It will require an honest assessment of the strengths and potential of our universities, public and private, so that we can make wise, quality-based investments. Right now, the strongest element in New York’s higher-education picture is the private universities and colleges; two-thirds of the degrees granted in New York are from the privates, only one-third from the publics (SUNY and CUNY). We must take account of this reality as we clarify each sector’s role.
It will require a compact between the public and the private universities, a blended effort to reduce the scramble for resources not only by expanding the pool of money but also by insisting upon collaborations that will use existing pockets of excellence to cultivate new ones. I envision a program in which, say, a private institution that receives a competitive state grant might be required to form a partnership with a counterpart at a public institution, with the principal actor receiving perhaps 70 percent of the grant and the collaborator receiving 30 percent.

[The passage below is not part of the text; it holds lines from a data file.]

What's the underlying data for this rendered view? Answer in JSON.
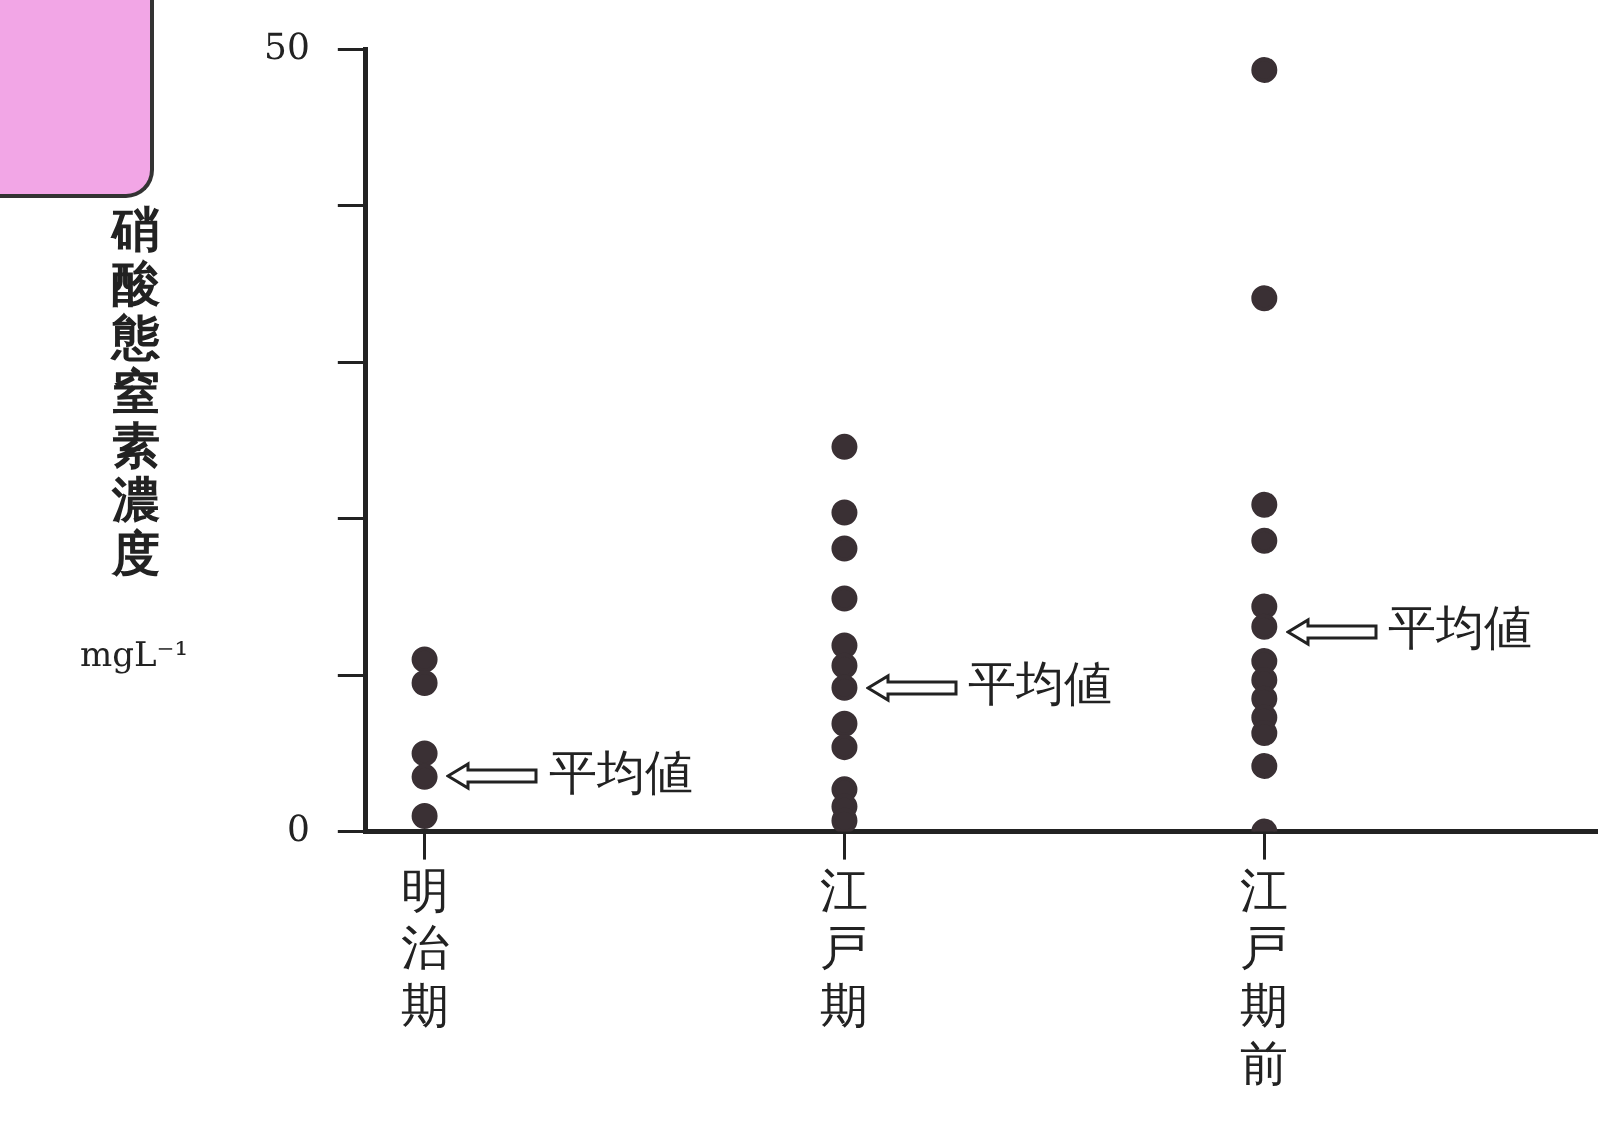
{
  "chart_data": {
    "type": "scatter",
    "ylabel": "硝酸態窒素濃度\nmgL⁻¹",
    "categories": [
      "明治期",
      "江戸期",
      "江戸期前"
    ],
    "series": [
      {
        "type": "scatter",
        "color": "#3a3034",
        "x": [
          "明治期",
          "明治期",
          "明治期",
          "明治期",
          "明治期",
          "江戸期",
          "江戸期",
          "江戸期",
          "江戸期",
          "江戸期",
          "江戸期",
          "江戸期",
          "江戸期",
          "江戸期",
          "江戸期",
          "江戸期",
          "江戸期",
          "江戸期前",
          "江戸期前",
          "江戸期前",
          "江戸期前",
          "江戸期前",
          "江戸期前",
          "江戸期前",
          "江戸期前",
          "江戸期前",
          "江戸期前",
          "江戸期前",
          "江戸期前",
          "江戸期前"
        ],
        "values": [
          11,
          9.5,
          5,
          3.5,
          1,
          24.6,
          20.4,
          18.1,
          14.9,
          11.9,
          10.6,
          9.2,
          6.9,
          5.4,
          2.7,
          1.6,
          0.7,
          48.7,
          34.1,
          20.9,
          18.6,
          14.4,
          13.1,
          10.9,
          9.7,
          8.5,
          7.3,
          6.3,
          4.2,
          0
        ]
      }
    ],
    "ylim": [
      0,
      50
    ],
    "yticks": [
      0,
      {
        "value": 10,
        "label": null
      },
      {
        "value": 20,
        "label": null
      },
      {
        "value": 30,
        "label": null
      },
      {
        "value": 40,
        "label": null
      },
      50
    ],
    "marker": "circle",
    "grid": false,
    "legend": false,
    "annotations": [
      {
        "text": "平均値",
        "x": "明治期",
        "y": 3.5
      },
      {
        "text": "平均値",
        "x": "江戸期",
        "y": 9.2
      },
      {
        "text": "平均値",
        "x": "江戸期前",
        "y": 12.8
      }
    ]
  }
}
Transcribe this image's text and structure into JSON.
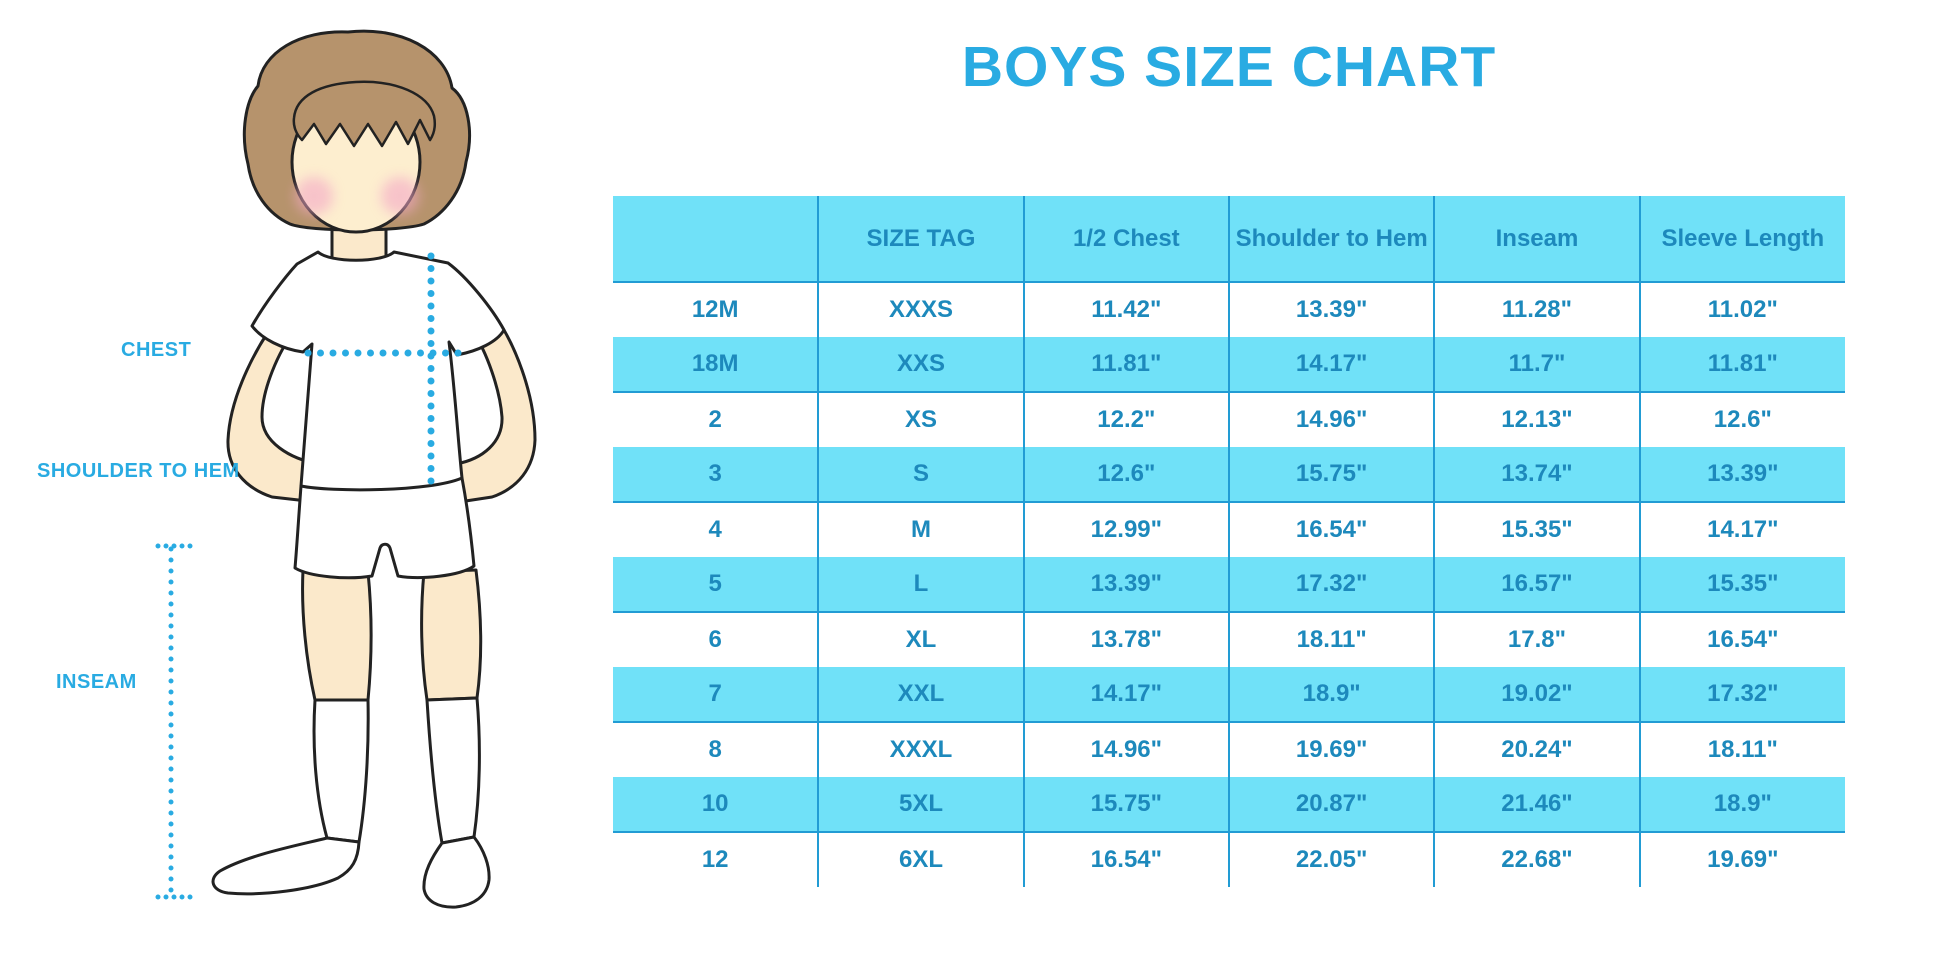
{
  "title": {
    "text": "BOYS SIZE CHART",
    "color": "#29ABE2"
  },
  "diagram": {
    "labels": {
      "chest": "CHEST",
      "shoulder_to_hem": "SHOULDER TO HEM",
      "inseam": "INSEAM"
    },
    "colors": {
      "skin": "#FBE9CB",
      "hair": "#B6936C",
      "cheek": "#F4A8C6",
      "outline": "#222222",
      "clothing": "#FFFFFF",
      "measure_dotted_line": "#29ABE2"
    }
  },
  "table_style": {
    "band_color": "#70E1F8",
    "grid_line_color": "#229CD4",
    "text_color": "#1D89BC",
    "banded_rows": "header, 18M, 3, 5, 7, 10"
  },
  "chart_data": {
    "type": "table",
    "title": "BOYS SIZE CHART",
    "columns": [
      "",
      "SIZE TAG",
      "1/2 Chest",
      "Shoulder to Hem",
      "Inseam",
      "Sleeve Length"
    ],
    "rows": [
      [
        "12M",
        "XXXS",
        "11.42\"",
        "13.39\"",
        "11.28\"",
        "11.02\""
      ],
      [
        "18M",
        "XXS",
        "11.81\"",
        "14.17\"",
        "11.7\"",
        "11.81\""
      ],
      [
        "2",
        "XS",
        "12.2\"",
        "14.96\"",
        "12.13\"",
        "12.6\""
      ],
      [
        "3",
        "S",
        "12.6\"",
        "15.75\"",
        "13.74\"",
        "13.39\""
      ],
      [
        "4",
        "M",
        "12.99\"",
        "16.54\"",
        "15.35\"",
        "14.17\""
      ],
      [
        "5",
        "L",
        "13.39\"",
        "17.32\"",
        "16.57\"",
        "15.35\""
      ],
      [
        "6",
        "XL",
        "13.78\"",
        "18.11\"",
        "17.8\"",
        "16.54\""
      ],
      [
        "7",
        "XXL",
        "14.17\"",
        "18.9\"",
        "19.02\"",
        "17.32\""
      ],
      [
        "8",
        "XXXL",
        "14.96\"",
        "19.69\"",
        "20.24\"",
        "18.11\""
      ],
      [
        "10",
        "5XL",
        "15.75\"",
        "20.87\"",
        "21.46\"",
        "18.9\""
      ],
      [
        "12",
        "6XL",
        "16.54\"",
        "22.05\"",
        "22.68\"",
        "19.69\""
      ]
    ]
  }
}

It will require far more, and far more thoughtful, student aid, expanding access to higher education for talented students and retaining their talent for our state—for example, a loan-forgiveness program for those who commit to remaining in New York for at least five years after graduation.
None of this selective, meritocratic investment need compromise the important goal of expanding access to higher education, and both the public and private universities of our state have embraced that goal with great success. Idea capitals must be centers of human creativity at the highest level, enabling each citizen to optimize his or her potential.
Thankfully, there is evidence that New York’s leaders see the strategic view. Mayor Bloomberg is pressing “PlaNYC 2030,” which at its core realizes that the strategic advantage of the city is its intellectual, cultural and educational strength. And Governor Spitzer has convened a commission to discuss a higher-education strategy for our state, and has made clear that he sees the centrality of higher education to ensuring New York’s position as one of the world’s idea capitals.
In ways hard to appreciate in our immediate-gratification-by-quarterly-return society, whether these commendable efforts succeed in galvanizing bolder, wiser and greater investment in higher education will determine the kind of society and standards of living enjoyed by our grandchildren—and whether New York leads the world or follows.
John Sexton is president of N.Y.U., a member of Governor Spitzer’s New York State Commission on Higher Education, and the chair of the Commission on Independent Colleges and Universities in New York. He served as chair of the Board of the Federal Reserve Bank of New York from January 2003 to January 2007.